O consumo mundial de petróleo deve crescer 18% até 2050, segundo novo relatório da Opep. A projeção supera a estimativa anterior e reforça a dependência global do combustível.
A demanda global por petróleo deverá alcançar 124,1 milhões de barris por dia (bpd) em 2050, um incremento significativo em relação aos 105,1 milhões de bpd esperados para 2025. Essa projeção foi divulgada pela Organização dos Países Exportadores de Petróleo (Opep) nesta quinta-feira, 18 de junho de 2026, no relatório intitulado Perspectivas Mundiais do Petróleo (WOO, na sigla em inglês).

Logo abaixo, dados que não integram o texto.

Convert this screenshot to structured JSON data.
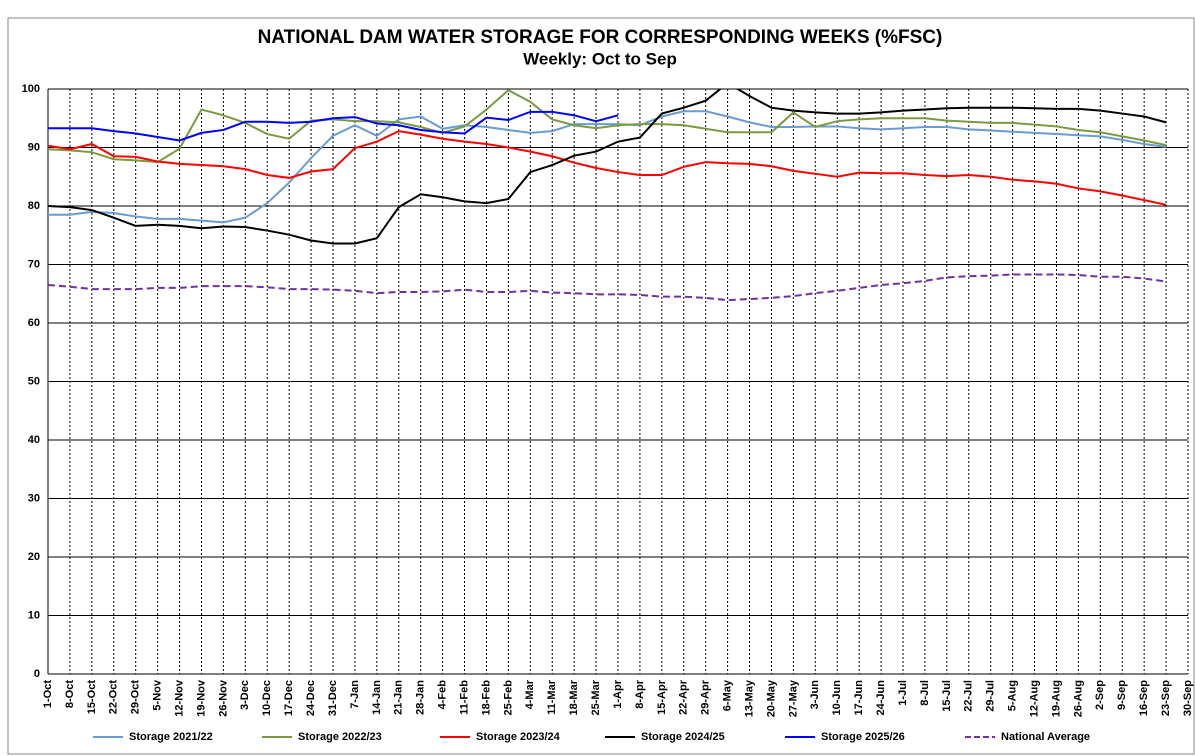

A nova estimativa é superior à apresentada no relatório do ano anterior, quando a Opep previa uma demanda de 122,9 milhões de bpd em 2050. Além disso, a projeção para o ano de 2030 também foi elevada, passando de 112,3 milhões para 113,3 milhões de bpd. A expectativa é de que o consumo continue a avançar nas próximas décadas, impulsionado por mudanças nas políticas energéticas, preocupações com segurança energética, crescimento econômico e aumento populacional, especialmente em países em desenvolvimento.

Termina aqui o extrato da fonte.